SOLOK SELATAN, JAYA POS – Gedung Pos Pelayanan Terpadu (POSTU) yang dibangun pada tahun 2022 dengan dana Corporate Social Responsibility (CSR) sebesar Rp400 juta dari PT Supreme Energy Muara Laboh (SEML), hingga kini belum bisa difungsikan. Bangunan yang terletak di Nagari Persiapan Pauah Duo Pekonina, Kecamatan Pauah Duo, Kabupaten Solok Selatan tersebut diduga dihambat operasionalnya oleh Zainal, mantan Wali Nagari Alam Pauah Duo.
Informasi yang dihimpun Jaya Pos dari warga setempat menyebutkan bahwa Zainal mengklaim lahan bangunan POSTU adalah miliknya secara pribadi dan menuntut pelunasan dana sebesar Rp60 juta sebagai ganti rugi. Namun hingga kini, baru terkumpul Rp14 juta dari hasil iuran warga yang berjumlah sekitar 350 Kepala Keluarga (KK). Akibatnya, Zainal belum mengizinkan gedung tersebut difungsikan.
“Zainal meminta sisanya dilunasi terlebih dahulu, padahal sejak awal perusahaan sudah menyiapkan lahan gratis untuk pembangunan POSTU,” ungkap salah seorang warga yang enggan disebutkan namanya.
Jaya Pos mencoba mengonfirmasi hal ini dengan Kepala Jorong Kampung Baru, Ali. Ia mengatakan bahwa pembangunan gedung tersebut dilakukan sebelum dirinya menjabat. “Coba hubungi Jorong sebelumnya, Pak Isnan. Rumahnya dekat simpang tiga Supreme,” sarannya kepada Jaya Pos.
Setelah berhasil menghubungi Isnan, mantan Kepala Jorong Kampung Baru, ia membenarkan bahwa sebelumnya pihak PT SEML telah menawarkan dua lokasi lahan gratis untuk pembangunan POSTU—yakni di lapangan dan di dekat pasar sore. Namun, tiba-tiba Zainal sebagai Wali Nagari saat itu memanggil warga untuk rapat dan mengusulkan lokasi pembangunan di tanah miliknya.
“Perusahaan sudah siap membangun di lahan gratis, tapi entah mengapa malah dipindahkan ke tanah milik pribadi. Masyarakat banyak yang tidak setuju dan enggan membayar iuran ganti rugi tanah,” jelas Isnan.

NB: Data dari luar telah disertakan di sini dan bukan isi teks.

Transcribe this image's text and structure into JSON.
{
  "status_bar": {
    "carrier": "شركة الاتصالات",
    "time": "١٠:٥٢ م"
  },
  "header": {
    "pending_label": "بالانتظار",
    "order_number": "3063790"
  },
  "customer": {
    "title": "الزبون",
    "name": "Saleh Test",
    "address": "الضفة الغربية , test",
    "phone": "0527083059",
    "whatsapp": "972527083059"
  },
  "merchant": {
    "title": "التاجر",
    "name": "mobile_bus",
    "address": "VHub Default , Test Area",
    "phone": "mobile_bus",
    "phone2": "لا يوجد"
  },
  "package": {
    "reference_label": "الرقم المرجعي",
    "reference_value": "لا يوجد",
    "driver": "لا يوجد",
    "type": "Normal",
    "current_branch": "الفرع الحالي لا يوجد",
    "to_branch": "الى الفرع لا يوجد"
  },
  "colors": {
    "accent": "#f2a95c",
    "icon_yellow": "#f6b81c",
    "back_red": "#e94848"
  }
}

Sementara itu, melalui pesan WhatsApp, Humas PT SEML Roza juga membenarkan bahwa pihak perusahaan awalnya menyediakan lahan tanpa biaya.

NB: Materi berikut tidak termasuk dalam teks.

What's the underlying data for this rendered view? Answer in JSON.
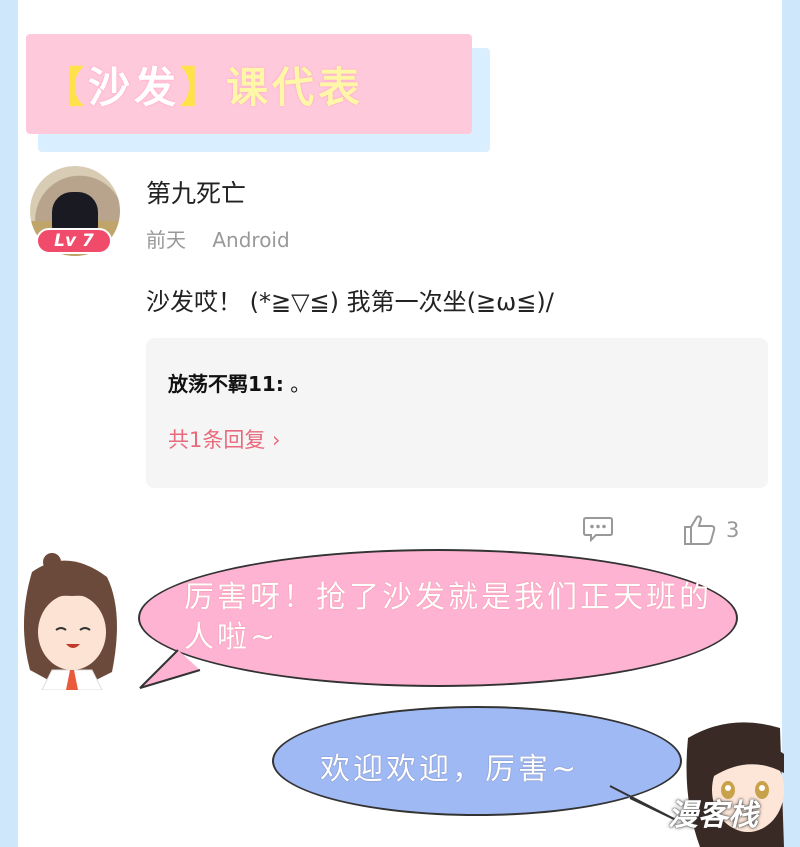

Jaya Pos kemudian mendatangi langsung kediaman Zainal di Pekonina. Dalam pernyataannya, Zainal mengaku bahwa lahan tersebut memang miliknya dan telah ditawarkan dengan harga murah, yaitu Rp60 juta—setengah dari harga pasar. “Saya sudah terima Rp14 juta, masih ada sisa Rp46 juta yang belum dibayar. Makanya saya belum izinkan digunakan,” kata Zainal.

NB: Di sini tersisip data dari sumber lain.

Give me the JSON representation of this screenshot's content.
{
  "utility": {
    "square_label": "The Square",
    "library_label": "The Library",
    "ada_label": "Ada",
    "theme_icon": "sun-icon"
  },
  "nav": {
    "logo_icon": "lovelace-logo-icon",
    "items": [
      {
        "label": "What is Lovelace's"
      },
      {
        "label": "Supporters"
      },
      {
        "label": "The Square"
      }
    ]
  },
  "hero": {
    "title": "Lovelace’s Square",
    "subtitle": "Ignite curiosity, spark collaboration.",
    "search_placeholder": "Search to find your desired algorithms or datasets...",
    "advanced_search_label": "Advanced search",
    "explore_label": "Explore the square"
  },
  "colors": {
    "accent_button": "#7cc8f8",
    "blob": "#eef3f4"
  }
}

Salah satu tokoh masyarakat menilai, tindakan Zainal ini sebagai bentuk “aji mumpung”. Ia menduga Zainal memaksakan agar bangunan POSTU dibangun di lahannya agar bisa mendapatkan keuntungan pribadi.
“Tim pengumpul iuran sudah kelelahan. Warga yang diajak rapat pun ogah memberikan iuran, apalagi mayoritas berprofesi sebagai petani dan ekonominya sulit. Padahal dari awal perusahaan sudah sediakan lahan gratis, tapi malah dipindahkan dan sekarang jadi beban masyarakat,” keluhnya.
Tokoh pemekaran Kabupaten Solok Selatan, Irwandi SB, menyesalkan situasi ini. Ia menilai perlu ada campur tangan aparat penegak hukum untuk menyelesaikan persoalan ini.
“Karena ini menyangkut pelayanan publik yang menyentuh masyarakat luas, termasuk warga perantau dan pendatang baru dari berbagai daerah, seperti Alahan Panjang dan Solok. Sudah sepatutnya aparat hukum turun tangan agar POSTU bisa difungsikan sesuai peruntukannya,” tegas Irwandi.
Hingga berita ini diturunkan, bangunan POSTU senilai Rp400 juta tersebut masih belum dapat digunakan dan masyarakat tetap terbebani polemik lahan yang seharusnya tidak terjadi.